Mice were treated with phlorizin (Phlo) 1 day before infection and throughout the course of infection to lower blood glucose levels without influencing insulin signaling. (A) STZ-treated mice treated with phlorizin had smaller lesions than mice treated with STZ alone, but larger lesions than untreated mice. (B) Infected STZ-treated mice display significant weight loss that is reversed with phlorizin. (C) STZ-treated mice that were further treated with phlorizin display lower abscess burdens than mice treated with STZ-alone, but higher burdens than untreated mice.
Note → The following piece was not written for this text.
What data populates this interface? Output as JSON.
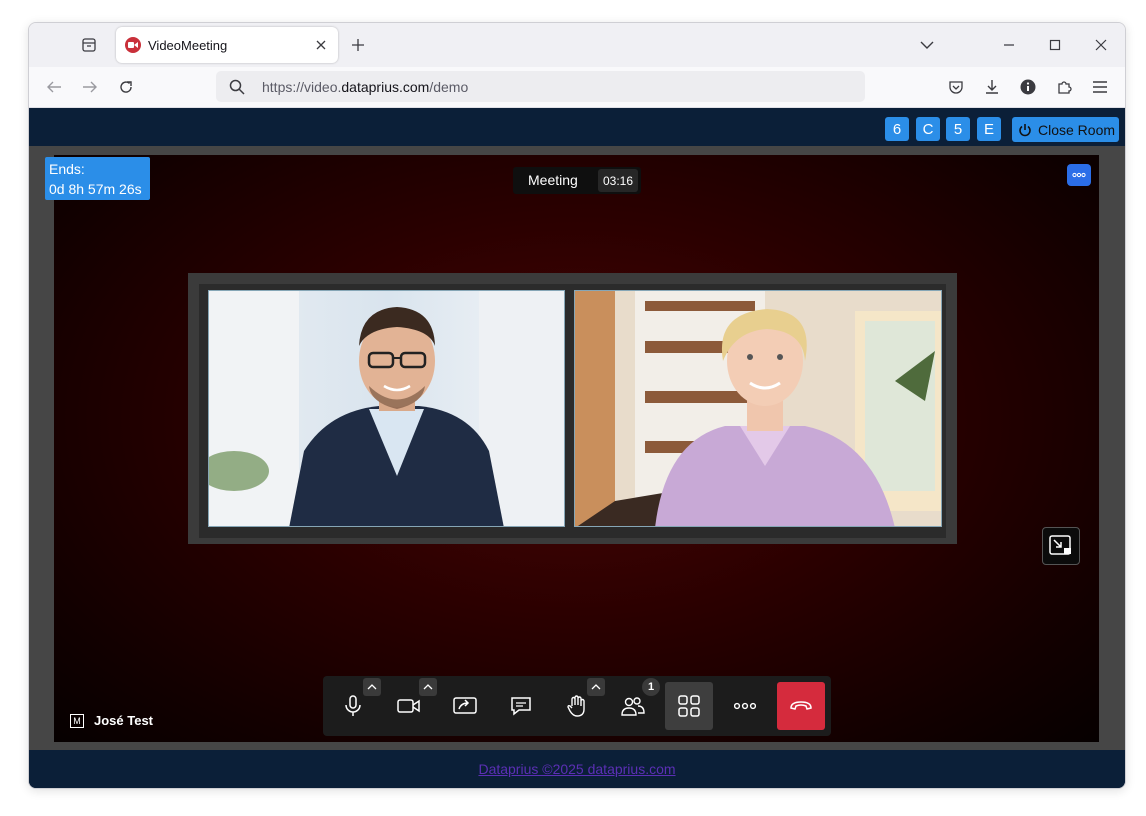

Phlorizin treatment resulted in decreased dissemination to the peripheral organs in STZ-treated mice including the kidneys (D), liver (E), and heart (F). (G) Quantitative real-time PCR S. aureus isolated from untreated, STZ-treated, and dual STZ phlorizin abscesses showed significantly increased expression (P < 0.05) of hla, psmα, and aur in STZ-treated mice that is reversed by phlorizin.

Fig. 5. Glucose transporters are essential for ATP and toxin production.

(A) Representative Hla Western blot from supernatants of WT LAC, LAC ΔG4 (lacking all glucose transporters), and LAC ΔG2 (lacking the recently acquired GlcC and GlcA transporters) grown in PNG. (B) Quantification of Hla Western blots (n = 3) showing significantly decreased Hla production by LAC ΔG2 and LAC ΔG4 compared to WT LAC. (C) The LAC ΔG4 (lacking all glucose transporters) and LAC ΔG2 have reduced intracellular ATP compared to WT LAC when grown in PNG. (D) Quantitative real-time PCR from WT LAC and LAC ΔG4 grown in PNG shows significant decreases in aur, psmα, and hla transcripts in LAC ΔG4 (n = 3). (E) Quantitative real-time PCR from WT LAC and LAC ΔG4 isolated from STZ-treated mice showed reduced transcript levels of hla, psmα, and aur in LAC ΔG4. (F) Day 7 lesion sizes measured from untreated mice infected with LAC ΔG4 were virtually undetectable, and abscesses in STZ-treated mice infected with LAC ΔG4 also rarely had small lesions. (G) LAC ΔG4 is attenuated in untreated and STZ-treated mice compared with WT LAC but has higher CFU in STZ-treated animals.

Fig. 6. The evolutionary acquisition of glucose transporters by S. aureus coincides with acquisition of virulence factors.

A phylogenetic tree based on 16S ribosomal DNA sequences showing the relation of S. aureus to other staphylococcal species. Red arrows show where S. aureus and other related species evolutionarily acquired lactate dehydrogenase 1 (ldh1), glucose transporter A (glcA), glucose transporter C (glcC), and virulence factors including α-, β-, and γ-hemolysins (A). Untreated and STZ-treated mice were infected with 1 × 10⁷ CFU of WT and ∆G2 (WT UT, n = 10; WT STZ, n = 7 to 8; ∆G2 UT, n = 10; and ∆G2 STZ, n = 11). STZ-treated mice infected with WT had larger lesion sizes than infected untreated mice. STZ-treated mice infected with ΔG2 had smaller lesion sizes than WT infected STZ-treated mice (B). (C) STZ-treated mice infected with WT or ΔG2 had significantly higher abscess bacterial burdens than their untreated infected controls. (D) STZ-treated mice infected with WT displayed increased dissemination to the kidneys compared to similarly infected untreated mice. STZ-treated mice infected with ΔG2 had increased dissemination to the kidneys compared to similarly infected untreated mice (D).